Prior to the 2012 election, when Colorado and Washington state voters approved legalizing marijuana by wide margins, longtime pot reformers used to get together in smoky back rooms and debate which state would “go green” first. Now, given all the recent momentum for weed legalization, those same discussions have shifted significantly, to the point that educated heads now speculate over which state will be the last to end marijuana prohibition.
Which brings us to Oklahoma, long known for its incredibly harsh cannabis laws and deep-seated opposition to changing them. Only now, it looks like the Sooner state could be approving medical marijuana a lot sooner than anybody thought possible, albeit only in a non-psychoactive form.
“I do not support legalizing the recreational use of marijuana, nor do I support a broadly-defined ‘medicinal’ marijuana use that makes it easy for healthy adults and teenagers to find and buy drugs. [But] I do support allowing potentially life-saving medicine to find its way to children in need,” Oklahoma Governor Mary Fallin said recently, “I am very interested in allowing limited, heavily supervised use of non-intoxicating CBD to be delivered on a trial-basis to sick children in Oklahoma.”
The move comes as an increasing number of states, including many with highly conservative electorates and little to no history of legislative support for marijuana reform, have embraced cannabis-derived medicines rich in cannabidiol (CBD), a component of the marijuana plant that doesn't get you high, but does provide an incredibly effective treatment for pediatric epilepsy, among many other ailments. CBD rose to national prominence last August, when CNN Chief Medical Correspondent Sanjay Gupta aired a television special showing how it dramatically stopped seizures in severely ill children.
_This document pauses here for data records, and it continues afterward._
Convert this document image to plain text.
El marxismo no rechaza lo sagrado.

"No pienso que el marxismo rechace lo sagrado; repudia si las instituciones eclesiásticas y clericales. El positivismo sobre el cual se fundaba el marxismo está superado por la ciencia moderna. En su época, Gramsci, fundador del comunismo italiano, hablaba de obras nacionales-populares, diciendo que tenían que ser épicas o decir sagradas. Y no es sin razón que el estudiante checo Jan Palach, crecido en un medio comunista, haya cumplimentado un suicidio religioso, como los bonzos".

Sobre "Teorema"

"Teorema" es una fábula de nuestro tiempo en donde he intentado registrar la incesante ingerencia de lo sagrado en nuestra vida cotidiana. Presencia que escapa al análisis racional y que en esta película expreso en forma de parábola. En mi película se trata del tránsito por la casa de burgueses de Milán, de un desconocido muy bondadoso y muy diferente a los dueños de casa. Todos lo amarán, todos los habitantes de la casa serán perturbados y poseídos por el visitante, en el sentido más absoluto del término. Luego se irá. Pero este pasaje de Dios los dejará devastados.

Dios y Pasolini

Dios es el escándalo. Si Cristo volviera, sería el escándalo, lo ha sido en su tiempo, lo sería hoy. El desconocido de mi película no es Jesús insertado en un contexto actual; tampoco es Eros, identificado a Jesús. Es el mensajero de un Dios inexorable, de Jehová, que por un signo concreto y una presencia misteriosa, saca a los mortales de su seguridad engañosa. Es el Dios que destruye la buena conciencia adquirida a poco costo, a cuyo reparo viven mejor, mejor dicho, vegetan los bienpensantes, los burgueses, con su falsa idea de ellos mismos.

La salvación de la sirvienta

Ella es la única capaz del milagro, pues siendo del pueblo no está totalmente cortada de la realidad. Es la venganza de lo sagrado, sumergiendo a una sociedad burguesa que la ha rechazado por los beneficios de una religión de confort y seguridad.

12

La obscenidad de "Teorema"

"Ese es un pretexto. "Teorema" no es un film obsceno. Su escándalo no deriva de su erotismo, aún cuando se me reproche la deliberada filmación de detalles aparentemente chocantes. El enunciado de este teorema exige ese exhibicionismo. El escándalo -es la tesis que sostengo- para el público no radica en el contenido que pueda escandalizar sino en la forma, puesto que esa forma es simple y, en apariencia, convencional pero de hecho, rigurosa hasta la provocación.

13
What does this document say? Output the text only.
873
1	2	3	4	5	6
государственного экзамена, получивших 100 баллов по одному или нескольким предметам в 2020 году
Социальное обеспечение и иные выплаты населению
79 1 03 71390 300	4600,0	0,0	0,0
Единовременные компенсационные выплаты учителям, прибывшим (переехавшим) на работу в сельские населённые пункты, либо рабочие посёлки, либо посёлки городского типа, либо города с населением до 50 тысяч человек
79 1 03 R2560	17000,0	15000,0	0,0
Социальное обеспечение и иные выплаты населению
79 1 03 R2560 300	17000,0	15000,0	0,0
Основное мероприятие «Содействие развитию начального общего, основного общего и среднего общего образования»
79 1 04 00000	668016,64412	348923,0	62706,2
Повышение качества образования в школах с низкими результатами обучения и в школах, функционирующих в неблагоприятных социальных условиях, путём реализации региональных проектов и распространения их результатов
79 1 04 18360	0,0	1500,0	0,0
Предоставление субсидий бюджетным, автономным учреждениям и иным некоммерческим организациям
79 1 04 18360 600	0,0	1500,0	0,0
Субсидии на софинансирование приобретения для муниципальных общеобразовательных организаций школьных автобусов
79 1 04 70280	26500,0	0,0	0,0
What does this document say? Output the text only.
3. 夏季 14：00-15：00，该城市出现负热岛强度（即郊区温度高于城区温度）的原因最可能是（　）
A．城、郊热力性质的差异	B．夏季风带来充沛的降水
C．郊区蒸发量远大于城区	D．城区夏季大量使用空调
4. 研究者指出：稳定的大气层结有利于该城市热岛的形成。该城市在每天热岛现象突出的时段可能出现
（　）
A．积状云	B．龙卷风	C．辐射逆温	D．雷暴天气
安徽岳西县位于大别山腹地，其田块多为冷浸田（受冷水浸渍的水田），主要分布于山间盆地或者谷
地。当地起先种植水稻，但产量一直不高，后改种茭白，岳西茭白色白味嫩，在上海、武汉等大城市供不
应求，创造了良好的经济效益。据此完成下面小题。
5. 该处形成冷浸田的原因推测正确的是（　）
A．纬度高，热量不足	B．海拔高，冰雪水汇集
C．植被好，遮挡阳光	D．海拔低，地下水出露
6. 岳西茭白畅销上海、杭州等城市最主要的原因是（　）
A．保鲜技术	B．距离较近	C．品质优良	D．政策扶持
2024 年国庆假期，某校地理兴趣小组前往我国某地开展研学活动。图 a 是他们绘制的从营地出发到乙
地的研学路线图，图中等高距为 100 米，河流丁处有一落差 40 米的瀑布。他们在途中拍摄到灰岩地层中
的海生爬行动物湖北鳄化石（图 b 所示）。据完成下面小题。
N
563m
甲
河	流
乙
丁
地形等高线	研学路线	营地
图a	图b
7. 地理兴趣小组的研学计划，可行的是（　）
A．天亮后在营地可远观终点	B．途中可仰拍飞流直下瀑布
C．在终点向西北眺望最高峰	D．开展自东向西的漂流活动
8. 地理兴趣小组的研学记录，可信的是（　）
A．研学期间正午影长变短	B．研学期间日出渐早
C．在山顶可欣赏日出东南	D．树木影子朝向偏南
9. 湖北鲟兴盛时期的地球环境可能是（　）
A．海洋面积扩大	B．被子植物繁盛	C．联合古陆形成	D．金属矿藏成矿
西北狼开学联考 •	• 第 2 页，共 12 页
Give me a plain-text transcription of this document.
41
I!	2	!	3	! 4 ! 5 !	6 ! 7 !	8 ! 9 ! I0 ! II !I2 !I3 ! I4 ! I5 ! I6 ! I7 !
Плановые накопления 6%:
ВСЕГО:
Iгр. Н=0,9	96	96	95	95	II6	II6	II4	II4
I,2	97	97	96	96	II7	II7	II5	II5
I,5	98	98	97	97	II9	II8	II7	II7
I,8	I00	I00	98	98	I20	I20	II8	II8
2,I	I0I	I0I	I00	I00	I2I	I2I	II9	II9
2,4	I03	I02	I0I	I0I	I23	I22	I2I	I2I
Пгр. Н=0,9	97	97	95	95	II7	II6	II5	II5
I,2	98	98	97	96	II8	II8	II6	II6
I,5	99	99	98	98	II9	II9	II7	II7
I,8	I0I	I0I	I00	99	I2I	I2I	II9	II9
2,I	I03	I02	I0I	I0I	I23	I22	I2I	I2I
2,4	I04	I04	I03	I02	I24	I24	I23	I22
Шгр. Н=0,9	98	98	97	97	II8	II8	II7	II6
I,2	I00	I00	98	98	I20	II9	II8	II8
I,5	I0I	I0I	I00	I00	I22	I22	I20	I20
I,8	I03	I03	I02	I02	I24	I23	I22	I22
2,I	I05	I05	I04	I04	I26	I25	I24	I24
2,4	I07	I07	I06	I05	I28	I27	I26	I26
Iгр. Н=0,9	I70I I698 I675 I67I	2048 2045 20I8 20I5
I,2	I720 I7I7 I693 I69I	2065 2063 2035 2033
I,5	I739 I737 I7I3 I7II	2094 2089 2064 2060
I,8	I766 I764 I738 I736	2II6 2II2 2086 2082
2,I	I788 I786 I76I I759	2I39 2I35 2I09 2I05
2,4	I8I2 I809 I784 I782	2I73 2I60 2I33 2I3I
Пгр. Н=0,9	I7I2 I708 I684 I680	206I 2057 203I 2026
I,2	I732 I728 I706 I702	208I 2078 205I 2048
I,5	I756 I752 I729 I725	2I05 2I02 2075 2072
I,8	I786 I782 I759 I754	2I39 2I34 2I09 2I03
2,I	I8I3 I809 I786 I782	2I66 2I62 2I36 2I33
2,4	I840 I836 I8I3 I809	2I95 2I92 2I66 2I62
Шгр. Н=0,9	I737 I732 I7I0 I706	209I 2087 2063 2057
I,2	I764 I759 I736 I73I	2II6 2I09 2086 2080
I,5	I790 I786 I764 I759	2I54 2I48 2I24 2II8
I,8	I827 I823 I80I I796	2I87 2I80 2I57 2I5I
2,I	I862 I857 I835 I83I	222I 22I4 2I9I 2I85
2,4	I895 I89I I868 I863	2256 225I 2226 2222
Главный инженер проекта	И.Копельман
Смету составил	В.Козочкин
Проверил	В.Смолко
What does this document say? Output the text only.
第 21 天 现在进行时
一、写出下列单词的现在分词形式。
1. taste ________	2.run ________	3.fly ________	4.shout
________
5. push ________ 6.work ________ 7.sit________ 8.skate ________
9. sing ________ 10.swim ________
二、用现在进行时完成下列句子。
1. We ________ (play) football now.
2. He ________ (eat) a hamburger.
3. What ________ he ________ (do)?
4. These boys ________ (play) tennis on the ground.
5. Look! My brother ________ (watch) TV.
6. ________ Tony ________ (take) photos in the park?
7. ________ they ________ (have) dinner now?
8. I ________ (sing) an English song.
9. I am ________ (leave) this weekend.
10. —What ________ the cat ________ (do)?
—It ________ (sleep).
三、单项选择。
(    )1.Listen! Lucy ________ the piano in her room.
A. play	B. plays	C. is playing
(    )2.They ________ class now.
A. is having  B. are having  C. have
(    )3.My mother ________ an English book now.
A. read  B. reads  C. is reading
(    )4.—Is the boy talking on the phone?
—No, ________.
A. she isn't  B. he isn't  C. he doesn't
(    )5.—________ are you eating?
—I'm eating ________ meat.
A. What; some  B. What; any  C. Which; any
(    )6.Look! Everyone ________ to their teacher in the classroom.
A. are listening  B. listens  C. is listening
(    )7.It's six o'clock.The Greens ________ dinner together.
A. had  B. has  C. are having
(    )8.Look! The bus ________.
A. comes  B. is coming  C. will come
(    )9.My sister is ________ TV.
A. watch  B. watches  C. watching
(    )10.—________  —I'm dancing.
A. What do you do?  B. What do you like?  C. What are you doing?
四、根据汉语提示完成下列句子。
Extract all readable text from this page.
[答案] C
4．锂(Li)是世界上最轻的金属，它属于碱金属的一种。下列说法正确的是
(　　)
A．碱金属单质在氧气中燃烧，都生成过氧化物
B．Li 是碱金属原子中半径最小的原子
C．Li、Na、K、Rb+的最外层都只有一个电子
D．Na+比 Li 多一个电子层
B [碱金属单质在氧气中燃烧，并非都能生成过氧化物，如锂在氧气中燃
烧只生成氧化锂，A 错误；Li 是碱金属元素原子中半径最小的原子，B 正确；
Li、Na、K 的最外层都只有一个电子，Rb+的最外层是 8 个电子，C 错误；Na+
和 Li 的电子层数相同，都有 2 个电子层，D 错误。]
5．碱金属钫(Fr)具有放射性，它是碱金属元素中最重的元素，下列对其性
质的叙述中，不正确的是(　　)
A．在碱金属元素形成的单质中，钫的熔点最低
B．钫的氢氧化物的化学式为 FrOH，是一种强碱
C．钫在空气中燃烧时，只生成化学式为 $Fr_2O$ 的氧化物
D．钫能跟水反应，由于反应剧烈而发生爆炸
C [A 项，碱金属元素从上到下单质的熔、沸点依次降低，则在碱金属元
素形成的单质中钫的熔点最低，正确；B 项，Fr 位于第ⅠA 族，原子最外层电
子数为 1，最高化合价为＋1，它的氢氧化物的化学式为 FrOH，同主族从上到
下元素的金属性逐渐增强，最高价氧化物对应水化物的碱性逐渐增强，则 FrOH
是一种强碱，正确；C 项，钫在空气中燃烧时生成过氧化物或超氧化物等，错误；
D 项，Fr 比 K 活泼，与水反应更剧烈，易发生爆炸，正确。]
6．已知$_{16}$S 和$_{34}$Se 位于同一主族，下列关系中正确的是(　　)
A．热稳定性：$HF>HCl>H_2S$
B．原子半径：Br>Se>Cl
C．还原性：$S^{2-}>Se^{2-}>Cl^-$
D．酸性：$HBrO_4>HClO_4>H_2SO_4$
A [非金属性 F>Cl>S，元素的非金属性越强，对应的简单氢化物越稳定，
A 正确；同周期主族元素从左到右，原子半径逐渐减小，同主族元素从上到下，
Last year, a broad medical marijuana bill died in the Oklahoma senate's Health and Human Services committee. But now the chair of that committee, Republican Brian Crain, says he's all for CBD, so long as nobody gets their hands on any THC.
"We have children who are suffering seizures,” he said, “and if there's something we can do for them, without increasing the risk for substance abuse, we have to try all the options.”
How kind of you. And please let us know when trying “all the options” includes letting a cancer patient smoke a joint to get through chemo without fear of arrest.